In 2006, Atina Diffley received a letter stating that a Koch subsidiary oil pipeline was going to cut through her organic farm, leading to no more than 12 inches of topsoil erosion. Ms. Diffley, together with her husband Martin, had just spent the past 15 years rebuilding the farm’s soil that had been previously damaged by chemicals.
The Diffleys resolved to take action to save their farm, which served over 75,000 Twin Cities natural food co-op members. The task was daunting—not only did they have to pore through binders of paperwork coated in legal jargon, but finding a lawyer to represent them against the Kochs was next to impossible.
Office after office gave Atina the same response: they had a conflict of interest, all either having worked for Koch or represented one of their subsidiaries in the past.
Atina eventually found an environmental lawyer, Paul Maccabee, who helped them file a suit to stop the pipeline from being built on their farm.

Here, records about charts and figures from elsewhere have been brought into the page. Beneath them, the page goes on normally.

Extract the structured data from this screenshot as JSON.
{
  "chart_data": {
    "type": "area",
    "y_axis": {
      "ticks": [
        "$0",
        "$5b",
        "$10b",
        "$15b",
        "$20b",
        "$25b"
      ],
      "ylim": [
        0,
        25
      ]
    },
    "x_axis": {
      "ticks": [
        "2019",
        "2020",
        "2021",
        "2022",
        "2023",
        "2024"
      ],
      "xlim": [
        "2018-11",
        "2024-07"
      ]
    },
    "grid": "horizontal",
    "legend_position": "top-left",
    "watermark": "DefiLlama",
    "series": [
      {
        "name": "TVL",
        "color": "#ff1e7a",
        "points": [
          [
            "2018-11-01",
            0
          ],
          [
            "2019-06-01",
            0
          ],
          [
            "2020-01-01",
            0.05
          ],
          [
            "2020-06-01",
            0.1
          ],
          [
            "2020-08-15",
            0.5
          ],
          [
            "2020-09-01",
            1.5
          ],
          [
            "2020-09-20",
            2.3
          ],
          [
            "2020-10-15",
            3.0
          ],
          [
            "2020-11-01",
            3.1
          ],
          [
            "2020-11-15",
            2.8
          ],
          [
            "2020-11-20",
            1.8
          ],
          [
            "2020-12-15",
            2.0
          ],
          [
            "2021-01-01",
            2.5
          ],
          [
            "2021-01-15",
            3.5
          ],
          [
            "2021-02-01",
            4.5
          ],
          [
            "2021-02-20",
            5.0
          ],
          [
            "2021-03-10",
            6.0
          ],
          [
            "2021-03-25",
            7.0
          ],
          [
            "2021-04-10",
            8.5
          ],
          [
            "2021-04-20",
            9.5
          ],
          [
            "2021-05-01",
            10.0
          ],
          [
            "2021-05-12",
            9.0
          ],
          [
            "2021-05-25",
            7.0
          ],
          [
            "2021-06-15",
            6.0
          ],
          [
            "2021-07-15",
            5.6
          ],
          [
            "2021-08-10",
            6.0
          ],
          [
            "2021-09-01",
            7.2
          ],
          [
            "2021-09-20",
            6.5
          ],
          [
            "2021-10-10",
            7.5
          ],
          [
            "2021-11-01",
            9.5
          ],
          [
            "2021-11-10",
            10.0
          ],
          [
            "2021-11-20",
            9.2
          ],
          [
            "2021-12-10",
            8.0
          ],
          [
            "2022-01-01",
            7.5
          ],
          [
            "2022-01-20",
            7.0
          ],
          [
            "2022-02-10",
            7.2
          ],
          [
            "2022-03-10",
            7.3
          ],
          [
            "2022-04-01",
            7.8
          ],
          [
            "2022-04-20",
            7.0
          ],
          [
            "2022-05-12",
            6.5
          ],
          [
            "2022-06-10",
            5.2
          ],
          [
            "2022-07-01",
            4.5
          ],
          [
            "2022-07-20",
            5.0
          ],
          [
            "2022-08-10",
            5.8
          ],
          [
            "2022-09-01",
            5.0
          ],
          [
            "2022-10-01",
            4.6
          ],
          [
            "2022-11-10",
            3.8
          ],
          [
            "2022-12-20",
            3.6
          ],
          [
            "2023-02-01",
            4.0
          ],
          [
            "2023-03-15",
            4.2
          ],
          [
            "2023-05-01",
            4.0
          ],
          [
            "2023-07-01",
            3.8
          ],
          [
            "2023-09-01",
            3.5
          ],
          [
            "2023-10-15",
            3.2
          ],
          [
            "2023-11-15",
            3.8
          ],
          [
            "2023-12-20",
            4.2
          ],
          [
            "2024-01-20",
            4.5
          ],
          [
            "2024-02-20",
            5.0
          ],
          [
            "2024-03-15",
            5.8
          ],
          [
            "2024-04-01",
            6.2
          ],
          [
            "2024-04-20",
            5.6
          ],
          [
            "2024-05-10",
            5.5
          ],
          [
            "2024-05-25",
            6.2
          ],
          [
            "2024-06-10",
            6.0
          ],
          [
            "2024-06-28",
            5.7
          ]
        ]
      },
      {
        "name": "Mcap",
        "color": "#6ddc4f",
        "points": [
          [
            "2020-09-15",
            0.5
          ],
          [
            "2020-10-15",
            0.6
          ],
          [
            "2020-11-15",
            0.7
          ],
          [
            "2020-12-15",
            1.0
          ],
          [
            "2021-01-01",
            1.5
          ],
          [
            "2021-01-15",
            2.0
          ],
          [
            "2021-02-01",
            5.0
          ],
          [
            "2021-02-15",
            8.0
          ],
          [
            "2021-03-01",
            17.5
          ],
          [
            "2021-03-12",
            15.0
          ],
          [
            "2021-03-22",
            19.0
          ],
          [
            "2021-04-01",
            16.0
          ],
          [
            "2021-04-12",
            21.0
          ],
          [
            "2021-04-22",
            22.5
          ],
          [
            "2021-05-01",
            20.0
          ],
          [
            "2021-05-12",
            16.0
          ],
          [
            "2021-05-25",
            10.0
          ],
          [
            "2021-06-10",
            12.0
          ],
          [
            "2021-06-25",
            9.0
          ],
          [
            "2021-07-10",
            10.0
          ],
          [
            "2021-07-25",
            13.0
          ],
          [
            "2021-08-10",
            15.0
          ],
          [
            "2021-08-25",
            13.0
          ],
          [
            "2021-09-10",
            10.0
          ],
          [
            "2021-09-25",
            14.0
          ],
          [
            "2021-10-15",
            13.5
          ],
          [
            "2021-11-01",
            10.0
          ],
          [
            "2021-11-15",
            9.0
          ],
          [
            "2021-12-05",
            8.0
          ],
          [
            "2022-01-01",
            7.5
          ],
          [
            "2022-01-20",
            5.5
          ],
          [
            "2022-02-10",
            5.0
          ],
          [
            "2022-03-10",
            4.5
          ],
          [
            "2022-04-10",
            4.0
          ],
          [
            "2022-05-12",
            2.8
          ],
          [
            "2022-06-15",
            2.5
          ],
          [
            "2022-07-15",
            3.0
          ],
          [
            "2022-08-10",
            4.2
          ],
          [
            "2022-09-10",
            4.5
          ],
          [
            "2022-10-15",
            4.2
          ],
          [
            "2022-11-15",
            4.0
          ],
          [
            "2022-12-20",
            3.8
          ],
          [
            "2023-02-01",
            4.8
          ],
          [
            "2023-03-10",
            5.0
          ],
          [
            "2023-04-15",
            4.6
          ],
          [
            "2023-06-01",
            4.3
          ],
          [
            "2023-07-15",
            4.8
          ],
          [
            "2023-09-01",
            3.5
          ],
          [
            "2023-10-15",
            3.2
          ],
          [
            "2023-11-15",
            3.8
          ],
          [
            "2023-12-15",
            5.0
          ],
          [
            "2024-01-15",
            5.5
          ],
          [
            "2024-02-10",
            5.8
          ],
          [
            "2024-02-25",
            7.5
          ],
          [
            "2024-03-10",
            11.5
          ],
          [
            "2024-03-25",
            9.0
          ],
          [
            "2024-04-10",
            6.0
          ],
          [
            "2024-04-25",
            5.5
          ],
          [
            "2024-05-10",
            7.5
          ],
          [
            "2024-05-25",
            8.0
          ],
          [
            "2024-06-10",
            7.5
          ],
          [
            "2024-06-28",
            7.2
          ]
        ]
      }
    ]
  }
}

With the help of Maccabee and other lawyers, the Minnesota Department of Agriculture, and over 4,500 individuals who wrote letters of support, they were successful.
They were even able to prevent future pipelines, and any public utility in the state of Minnesota, from destroying organic farmland. The Organic Mitigation Plan they put into effect ensured protection by requiring that anyone who intended to build a pipeline across an organic farm follow tedious procedures that would make it financially unviable.